WASHINGTON – Survivors of last month's deadly mass shooting at a Colorado gay nightclub testified Wednesday to Congress about the onslaught of threats and violence against members of the LGBTQ community as they urged lawmakers to pass a law banning some semiautomatic weapons.
Michael Anderson, a 25-year-old bartender at Club Q, described how his place of work was a safe haven for him and many others before a 22-year-old shooter turned a drag queen’s birthday celebration into a massacre on Nov. 19. Five people were killed and 25 were injured before the shooter armed with an AR-15-style semiautomatic weapon was subdued by patrons.
“This shooter entered our safe space and our home with the intention of killing as many people as possible, as quickly as possible," Anderson said. “They used a military-style weapon that exists solely for the intention of killing other human beings, and began to hunt us down as if we were disposable, as if our lives meant nothing.”
James Slaugh testified about watching his sister, Charlene, bleed on the nightclub floor after a bullet ripped through her right arm. “My heart melted as she tried to dial 911 with her good arm. I called out to her and I heard no response," he said. The siblings were there to celebrate Transgender Day of Remembrance before several pops rang out in between the pounding club music. James Slaugh also was among those shot.
Wednesday's testimony to the House Oversight Committee came as lawmakers race to finish their work for the year. To the frustration of many Democrats, the year-end agenda doesn’t include legislation to ban semiautomatic firearms due to firm Republican opposition.
The House passed legislation in July that would ban assault weapons for the first time since 2004, but it failed to pass in the Senate. Republicans dismiss the bill as an attack on Second Amendment rights.
Wednesday’s hearing also came on the 10-year anniversary of the mass shooting at an elementary school in Newtown, Connecticut, that took the lives of 20 students and six teachers. Mass shootings haven't abated since then, with another deadly attack at a school occurring just this summer in Uvalde, Texas.
In the weeks after the attack in Texas and a grocery store shooting in Buffalo, New York, Congress made its most far-reaching response in decades to the nation's run of brutal mass shootings by passing a package of bills that would toughen background checks for the youngest gun buyers and keep firearms from more domestic violence offenders, among other things.

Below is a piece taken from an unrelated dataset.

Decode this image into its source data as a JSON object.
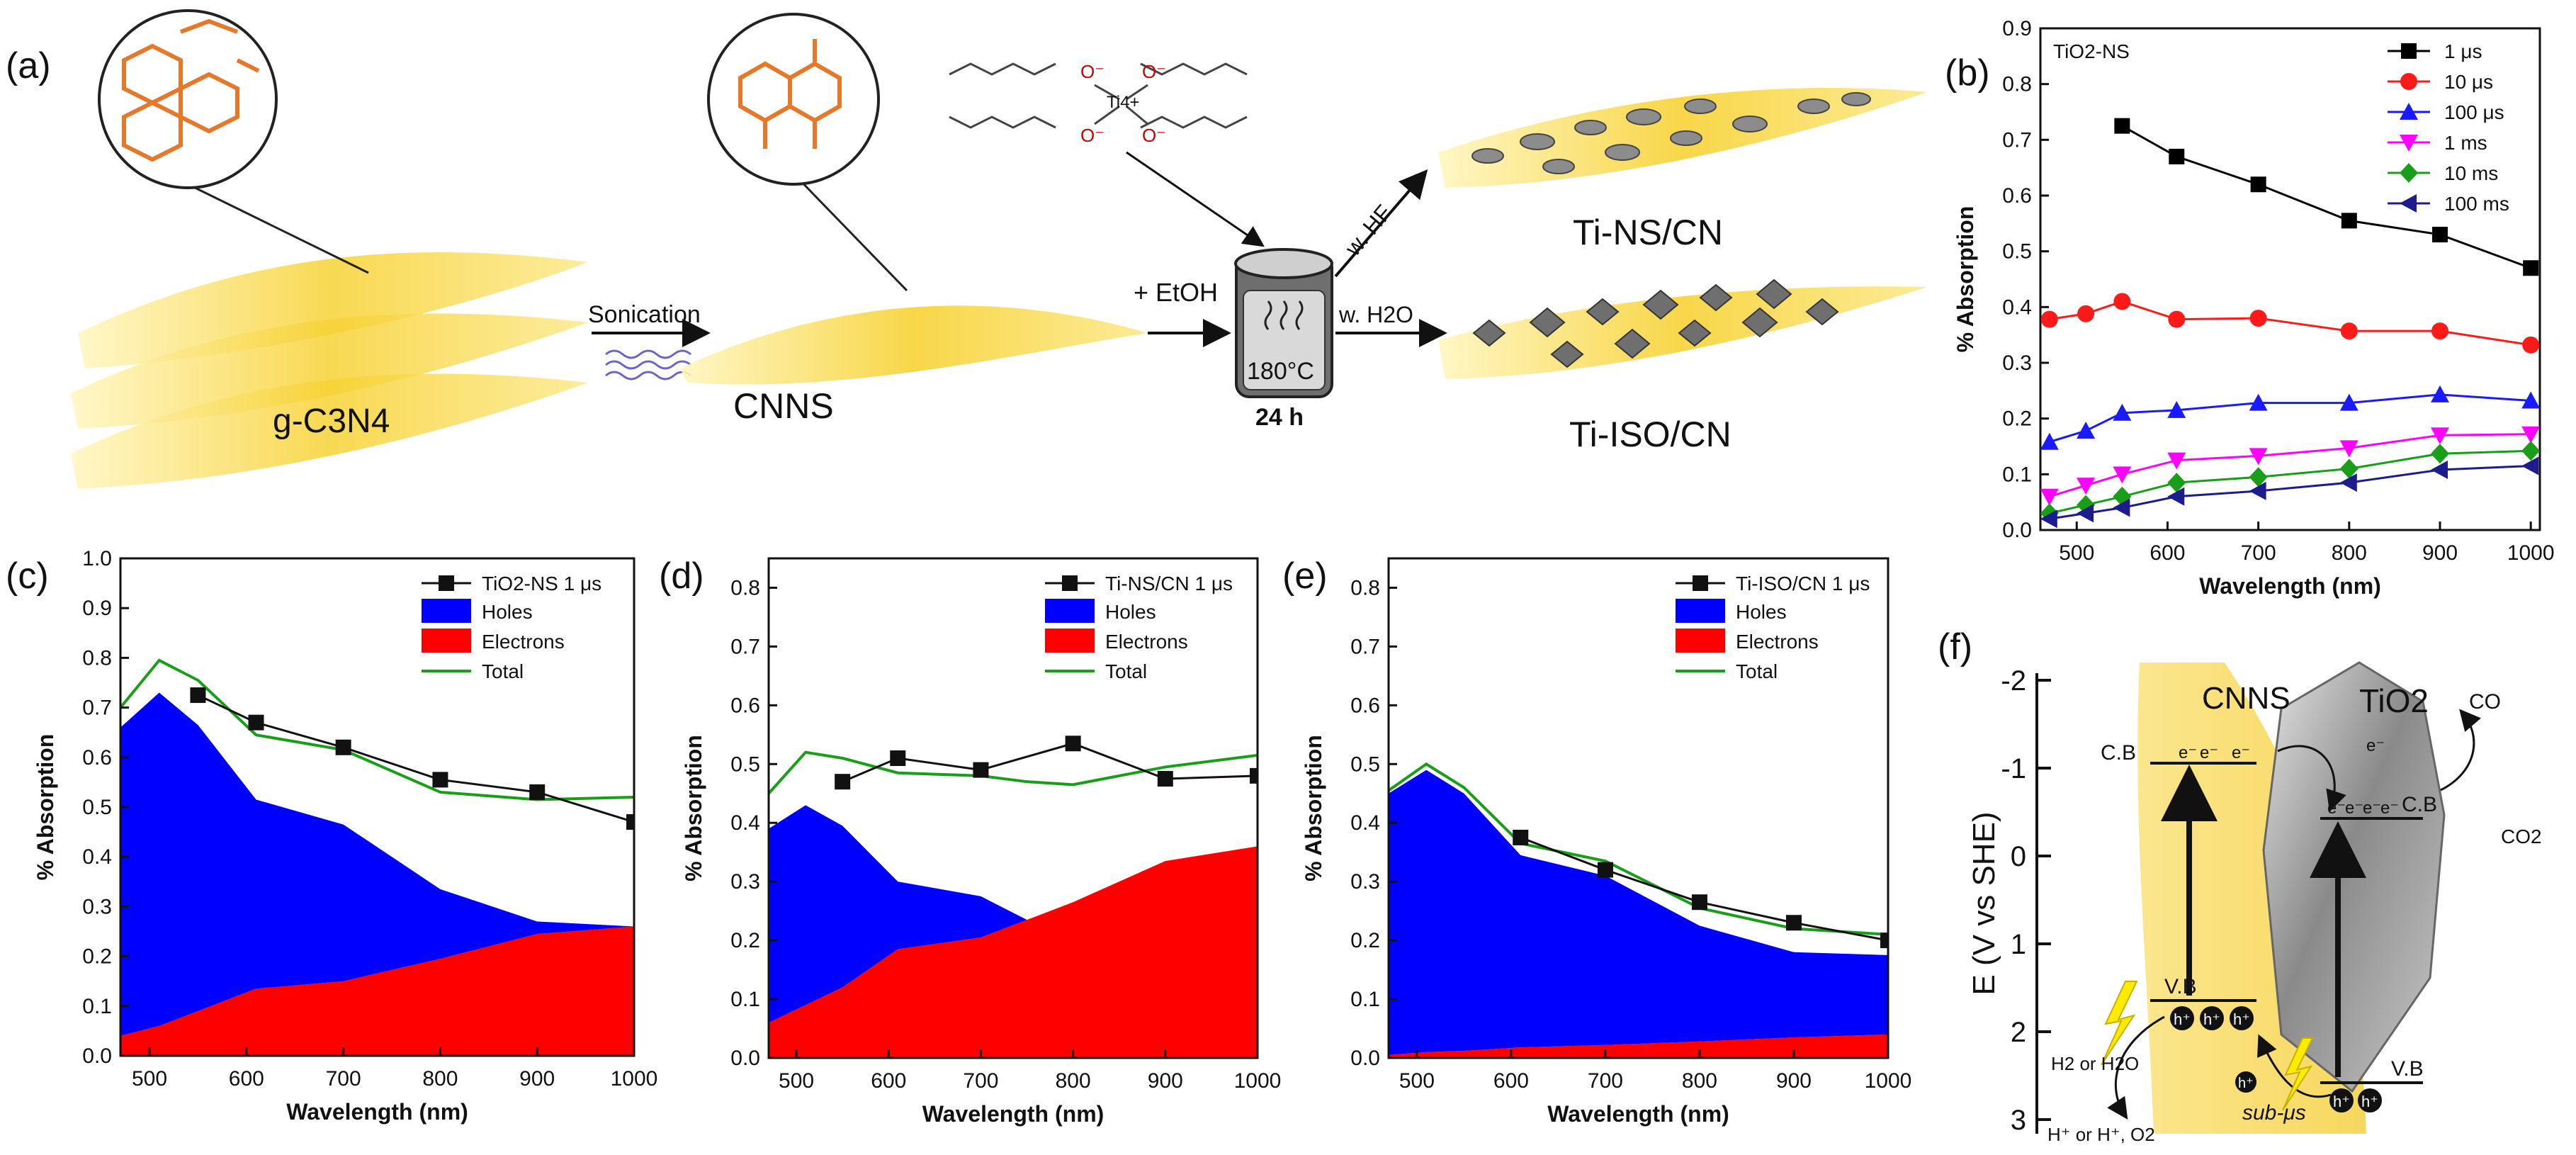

But Democrats, including President Joe Biden, say far more action on guns is needed, particularly given that mass shootings frequently target specific ethnic groups and religions.

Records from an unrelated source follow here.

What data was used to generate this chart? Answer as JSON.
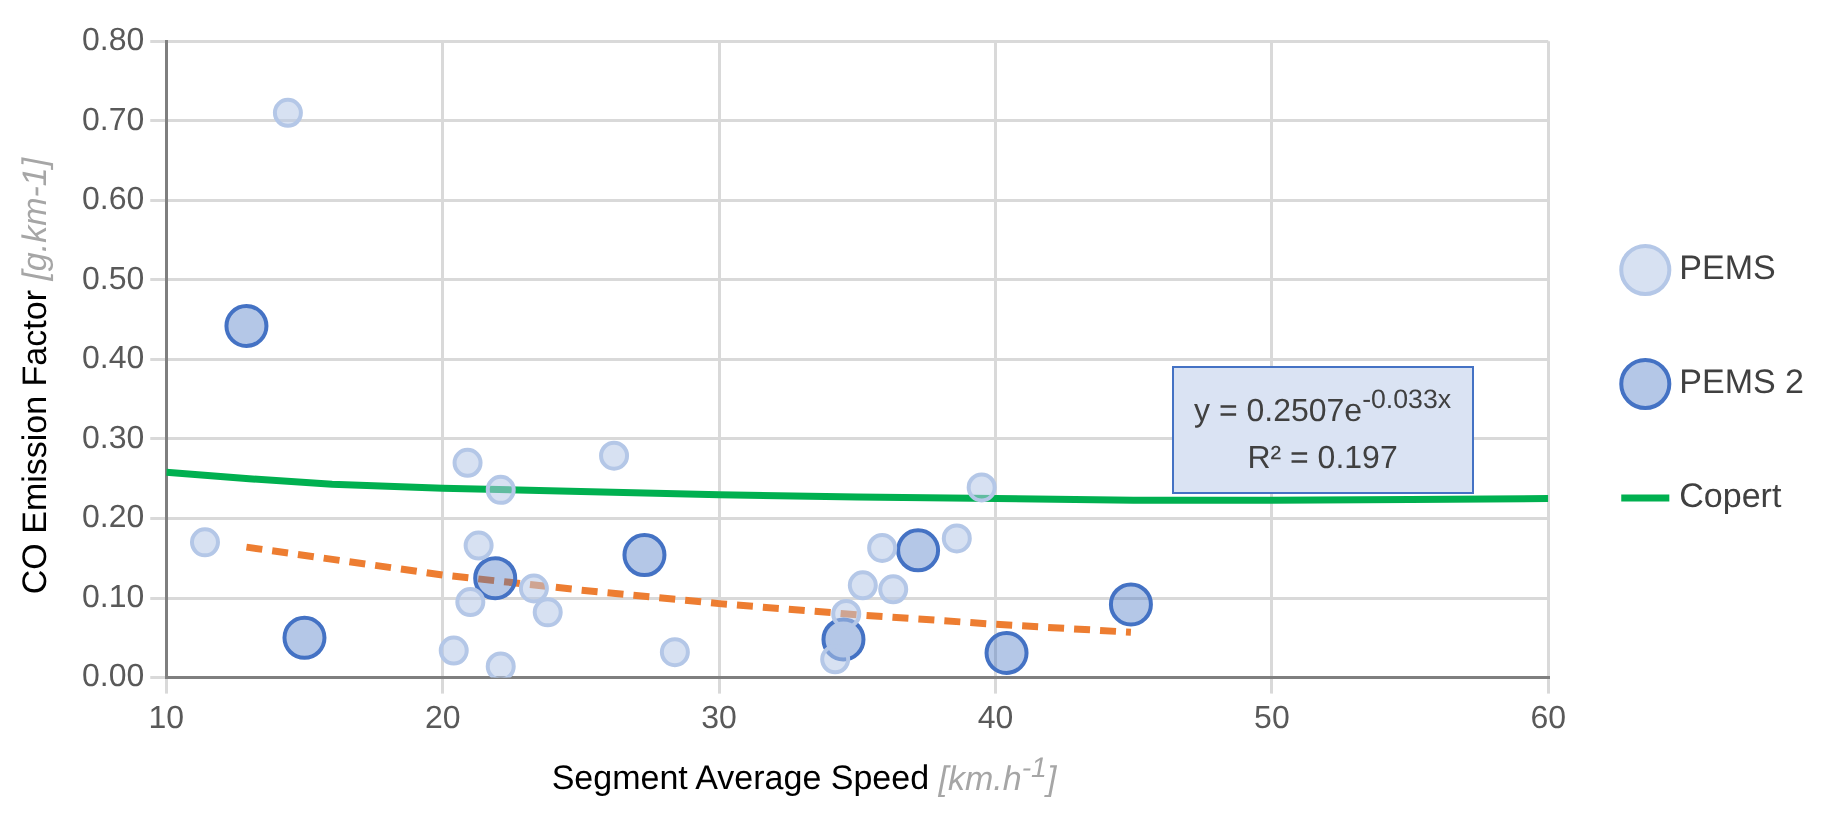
{
  "chart_data": {
    "type": "scatter",
    "xlabel": "Segment Average Speed [km.h$^{-1}$]",
    "ylabel": "CO Emission Factor [g.km-1]",
    "xlim": [
      10,
      60
    ],
    "xticks": [
      10,
      20,
      30,
      40,
      50,
      60
    ],
    "ylim": [
      0,
      0.8
    ],
    "yticks": [
      {
        "value": 0,
        "label": "0.00"
      },
      {
        "value": 0.1,
        "label": "0.10"
      },
      {
        "value": 0.2,
        "label": "0.20"
      },
      {
        "value": 0.3,
        "label": "0.30"
      },
      {
        "value": 0.4,
        "label": "0.40"
      },
      {
        "value": 0.5,
        "label": "0.50"
      },
      {
        "value": 0.6,
        "label": "0.60"
      },
      {
        "value": 0.7,
        "label": "0.70"
      },
      {
        "value": 0.8,
        "label": "0.80"
      }
    ],
    "grid": true,
    "legend": "right",
    "marker": "circle",
    "annotations": [
      "y = 0.2507e$^{-0.033x}$",
      "R² = 0.197"
    ],
    "series": [
      {
        "name": "Copert",
        "type": "line",
        "color": "#00b050",
        "marker": "none",
        "x": [
          10,
          13,
          16,
          20,
          25,
          30,
          35,
          40,
          45,
          50,
          55,
          60
        ],
        "values": [
          0.258,
          0.25,
          0.243,
          0.238,
          0.234,
          0.23,
          0.227,
          0.225,
          0.223,
          0.223,
          0.224,
          0.225
        ]
      },
      {
        "name": "PEMS",
        "color": "#b4c7e7",
        "x": [
          14.4,
          11.4,
          20.9,
          22.1,
          26.2,
          21.3,
          23.3,
          21.0,
          23.8,
          20.4,
          22.1,
          28.4,
          39.5,
          35.9,
          38.6,
          35.2,
          36.3,
          34.6,
          34.2
        ],
        "values": [
          0.71,
          0.17,
          0.27,
          0.236,
          0.279,
          0.166,
          0.112,
          0.095,
          0.082,
          0.034,
          0.014,
          0.032,
          0.239,
          0.163,
          0.175,
          0.116,
          0.111,
          0.08,
          0.023
        ]
      },
      {
        "name": "PEMS 2",
        "color": "#4472c4",
        "x": [
          12.9,
          15.0,
          21.9,
          27.3,
          37.2,
          34.5,
          40.4,
          44.9
        ],
        "values": [
          0.442,
          0.05,
          0.125,
          0.154,
          0.16,
          0.048,
          0.031,
          0.092
        ]
      },
      {
        "type": "line",
        "color": "#ed7d31",
        "marker": "none",
        "line_style": "dashed",
        "x": [
          12.9,
          20,
          25,
          30,
          35,
          40,
          44.9
        ],
        "values": [
          0.164,
          0.129,
          0.11,
          0.093,
          0.079,
          0.067,
          0.057
        ]
      }
    ]
  }
}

Rep. Carolyn Maloney, D-N.Y., the chairwoman of the Oversight committee, said the hearing Wednesday was meant to show that violence against LGBTQ people does not happen in a vacuum.
“The attack on Club Q — and the LGBTQI+ community — is not an isolated incident, but part of a broader trend of violence and intimidation across the country,” Maloney said. She pointed to the hundreds of anti-LGBTQ bills passed in statehouses across the U.S. since 2018.
Matthew Haynes, the founding owner of Club Q, said the political rhetoric targeting the LGBTQI+ community can have deadly consequences due to the availability of semiautomatic weapons.
“We were lucky that night that the casualties were not much higher," Haynes said.
Haynes, who is gay, was among the thousands of people who gathered Tuesday at the White House to watch Biden sign historic legislation protecting same-sex marriages.
“It was honestly the first joy and pride I have felt since the horrific shooting at Club Q,” Haynes said. But he criticized the 169 Republicans in the House who voted against the legislation.
“To the members of this committee I humbly ask, are LGBTQ people not part of your constituency?” he asked the panel. “Do you not represent us? While we wait for you to answer, we are being slaughtered and dehumanized across this country, in communities you took oaths to protect. LGBTQ issues are not political issues.”
In his opening statement, Rep, James Comer of Kentucky, the committee's top Republican, said Republicans condemn all violence and hate, including the recent attack in Colorado.
But Comer accused Maloney and other Democrats on the panel of using the mass shooting at Club Q as a political tool to attack Republicans across the aisle, instead of focusing on rising crime.